D’altra parte è tutto in coerenza con l’aspetto fisico: sembra sempre su un carro mascherato a Viareggio, recita la sua parte fino in fondo, sembra quasi chiedere scusa del disturbo arrecato (non poco per la verità), sta cercando il modo di chiudere in bellezza anche se lui non chiuderà mai a costo di diventare ridicolo. E pensare che Sergio Mattarella è stato un suo acerrimo nemico politico: il 27 luglio 1990 si dimise dall’incarico di ministro insieme ad altri esponenti della sinistra democristiana (Mino Martinazzoli, Riccardo Misasi, Carlo Fracanzani e Calogero Mannino) per protestare contro la fiducia posta dal governo sul disegno di legge Mammì di riassetto del sistema radiotelevisivo, che venne soprannominato sarcasticamente legge Polaroid in quanto, a detta dei detrattori, esso si limitava a fotografare l’esistente condizione di duopolio, legittimando la posizione dominante del gruppo televisivo Fininvest di Silvio Berlusconi. Acqua passata, tanto il cavaliere trovò un potente alleato nel popolo italiano.

Personalmente sono stato non tanto un antiberlusconiano, ma un “aberlusconiano”: per me questo personaggio non esisteva, era fuori dalla mia mentalità, ne capivo l’estrema pericolosità, non l’avrei votato nemmeno sotto tortura, ci vedevo molti tratti di fascismo riveduto e corretto, intravedevo una deriva che avrebbe portato l’Italia in malora. Molti sottovalutarono il pericolo e si allearono con lui, altri lo combatterono in modo schematico e poco incisivo.
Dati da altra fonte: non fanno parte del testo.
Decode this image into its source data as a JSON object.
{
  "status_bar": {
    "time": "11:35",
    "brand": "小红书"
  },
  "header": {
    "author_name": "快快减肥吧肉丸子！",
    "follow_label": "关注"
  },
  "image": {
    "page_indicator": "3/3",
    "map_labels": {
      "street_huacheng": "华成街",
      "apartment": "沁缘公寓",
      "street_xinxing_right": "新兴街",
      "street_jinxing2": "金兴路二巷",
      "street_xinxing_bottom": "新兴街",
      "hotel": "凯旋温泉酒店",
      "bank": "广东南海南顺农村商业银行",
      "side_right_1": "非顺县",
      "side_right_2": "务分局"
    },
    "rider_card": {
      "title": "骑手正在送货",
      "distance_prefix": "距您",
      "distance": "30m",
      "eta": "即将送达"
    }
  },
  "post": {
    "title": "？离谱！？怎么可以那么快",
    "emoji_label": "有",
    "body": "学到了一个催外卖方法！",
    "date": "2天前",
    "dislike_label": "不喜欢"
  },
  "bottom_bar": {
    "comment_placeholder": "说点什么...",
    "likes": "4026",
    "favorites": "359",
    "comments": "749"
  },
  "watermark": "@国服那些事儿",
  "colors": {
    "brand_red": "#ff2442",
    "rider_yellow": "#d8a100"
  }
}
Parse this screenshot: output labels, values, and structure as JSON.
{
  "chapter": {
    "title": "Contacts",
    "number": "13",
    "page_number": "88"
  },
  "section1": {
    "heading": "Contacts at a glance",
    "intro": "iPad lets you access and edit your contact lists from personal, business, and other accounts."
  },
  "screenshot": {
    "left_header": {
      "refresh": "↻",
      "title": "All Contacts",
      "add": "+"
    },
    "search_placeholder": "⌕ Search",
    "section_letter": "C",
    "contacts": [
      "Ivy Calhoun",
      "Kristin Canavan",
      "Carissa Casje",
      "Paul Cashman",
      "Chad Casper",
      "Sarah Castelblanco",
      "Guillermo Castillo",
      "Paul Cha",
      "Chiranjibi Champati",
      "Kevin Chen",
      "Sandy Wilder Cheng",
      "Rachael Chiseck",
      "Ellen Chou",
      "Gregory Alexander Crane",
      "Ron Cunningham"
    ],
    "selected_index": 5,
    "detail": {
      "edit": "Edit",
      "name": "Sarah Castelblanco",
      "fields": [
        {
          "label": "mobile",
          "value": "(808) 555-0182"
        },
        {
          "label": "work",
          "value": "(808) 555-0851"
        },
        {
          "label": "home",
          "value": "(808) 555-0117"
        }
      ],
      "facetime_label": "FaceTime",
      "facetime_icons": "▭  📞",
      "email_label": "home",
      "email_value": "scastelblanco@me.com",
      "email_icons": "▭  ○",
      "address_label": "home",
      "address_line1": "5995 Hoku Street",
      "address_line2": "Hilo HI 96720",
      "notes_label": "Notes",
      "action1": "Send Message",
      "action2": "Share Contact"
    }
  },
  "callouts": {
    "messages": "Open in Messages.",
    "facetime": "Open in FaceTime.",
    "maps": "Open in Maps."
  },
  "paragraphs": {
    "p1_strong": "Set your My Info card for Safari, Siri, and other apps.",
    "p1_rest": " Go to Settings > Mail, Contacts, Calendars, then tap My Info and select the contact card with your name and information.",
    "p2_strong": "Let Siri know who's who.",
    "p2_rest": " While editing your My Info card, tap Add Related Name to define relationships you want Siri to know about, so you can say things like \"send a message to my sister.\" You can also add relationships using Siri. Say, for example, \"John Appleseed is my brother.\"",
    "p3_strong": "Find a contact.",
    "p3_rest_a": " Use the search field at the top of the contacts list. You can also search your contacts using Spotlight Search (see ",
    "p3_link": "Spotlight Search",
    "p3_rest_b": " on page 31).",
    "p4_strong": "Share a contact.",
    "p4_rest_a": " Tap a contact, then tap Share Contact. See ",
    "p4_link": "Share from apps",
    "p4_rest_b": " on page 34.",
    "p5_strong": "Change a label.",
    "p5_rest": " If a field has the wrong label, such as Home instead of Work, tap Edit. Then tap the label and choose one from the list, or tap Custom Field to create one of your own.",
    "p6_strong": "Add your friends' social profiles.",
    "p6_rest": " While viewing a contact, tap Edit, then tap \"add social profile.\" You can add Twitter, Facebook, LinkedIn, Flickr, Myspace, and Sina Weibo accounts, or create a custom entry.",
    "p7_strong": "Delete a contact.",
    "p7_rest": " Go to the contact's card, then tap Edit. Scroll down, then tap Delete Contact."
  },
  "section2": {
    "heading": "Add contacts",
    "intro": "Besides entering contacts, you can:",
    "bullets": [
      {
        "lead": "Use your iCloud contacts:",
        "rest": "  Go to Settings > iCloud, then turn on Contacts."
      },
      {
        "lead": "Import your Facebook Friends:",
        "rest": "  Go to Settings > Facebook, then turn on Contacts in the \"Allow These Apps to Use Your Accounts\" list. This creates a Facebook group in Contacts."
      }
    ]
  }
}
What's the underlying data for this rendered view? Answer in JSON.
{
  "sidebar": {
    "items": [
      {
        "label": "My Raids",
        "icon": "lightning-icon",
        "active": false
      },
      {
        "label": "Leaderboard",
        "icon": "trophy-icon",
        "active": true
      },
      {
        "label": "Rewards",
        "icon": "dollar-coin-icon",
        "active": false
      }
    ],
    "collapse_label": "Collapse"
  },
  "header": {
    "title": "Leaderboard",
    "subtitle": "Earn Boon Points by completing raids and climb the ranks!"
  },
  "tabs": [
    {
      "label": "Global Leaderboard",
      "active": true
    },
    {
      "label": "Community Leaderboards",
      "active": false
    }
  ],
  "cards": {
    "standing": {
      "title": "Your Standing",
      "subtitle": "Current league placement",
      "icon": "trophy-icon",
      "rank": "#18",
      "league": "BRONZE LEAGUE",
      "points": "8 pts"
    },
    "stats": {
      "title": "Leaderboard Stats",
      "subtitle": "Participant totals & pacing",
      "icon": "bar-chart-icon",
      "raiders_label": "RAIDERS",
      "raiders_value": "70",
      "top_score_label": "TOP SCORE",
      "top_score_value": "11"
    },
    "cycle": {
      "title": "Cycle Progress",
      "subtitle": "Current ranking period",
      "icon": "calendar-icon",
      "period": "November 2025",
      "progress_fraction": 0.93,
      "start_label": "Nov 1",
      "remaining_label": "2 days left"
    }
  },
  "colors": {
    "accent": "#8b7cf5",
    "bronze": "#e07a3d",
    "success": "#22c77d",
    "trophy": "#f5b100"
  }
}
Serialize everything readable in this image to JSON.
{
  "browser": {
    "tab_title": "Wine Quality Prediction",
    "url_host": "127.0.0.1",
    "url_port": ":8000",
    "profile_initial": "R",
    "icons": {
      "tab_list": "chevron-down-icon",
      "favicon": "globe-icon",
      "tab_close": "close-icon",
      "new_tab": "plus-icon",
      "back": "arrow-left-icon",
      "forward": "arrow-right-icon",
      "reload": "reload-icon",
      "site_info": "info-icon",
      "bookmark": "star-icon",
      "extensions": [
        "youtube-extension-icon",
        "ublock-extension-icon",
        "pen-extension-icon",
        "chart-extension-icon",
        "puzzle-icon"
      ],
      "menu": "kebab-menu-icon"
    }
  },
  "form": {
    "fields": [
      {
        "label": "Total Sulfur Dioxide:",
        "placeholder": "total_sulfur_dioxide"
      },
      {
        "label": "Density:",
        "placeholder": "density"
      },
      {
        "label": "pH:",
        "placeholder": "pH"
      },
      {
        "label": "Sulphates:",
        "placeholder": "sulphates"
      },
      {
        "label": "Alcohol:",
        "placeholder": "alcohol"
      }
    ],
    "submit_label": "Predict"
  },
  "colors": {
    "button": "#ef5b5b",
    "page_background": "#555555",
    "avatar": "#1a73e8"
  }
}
Ebbene non vorrei mai che mi toccasse rimpiangerlo ed in effetti, quando vedo e sento Matteo Salvini e Giorgia Meloni, lo rimpiango con una certa nostalgia: è proprio vero che al peggio non c’è mai un limite. Quando si insediò il primo governo Berlusconi, dai banchi berlusconiani del parlamento gridarono a Massimo D’Alema, che stava osteggiando, in modo forte ed altezzoso, la nascita di quel governo: “Rimpiangiamo il partito comunista…”. Lui, con la sua solita vis polemica, rispose: “E io rimpiango la democrazia cristiana…”. Sì, qui è tutto un rimpianto, non si finisce mai di rimpiangere il passato. Rimpiangere Berlusconi è il non plus ultra e in parte, seppure tra il serio e il faceto, mi sta succedendo.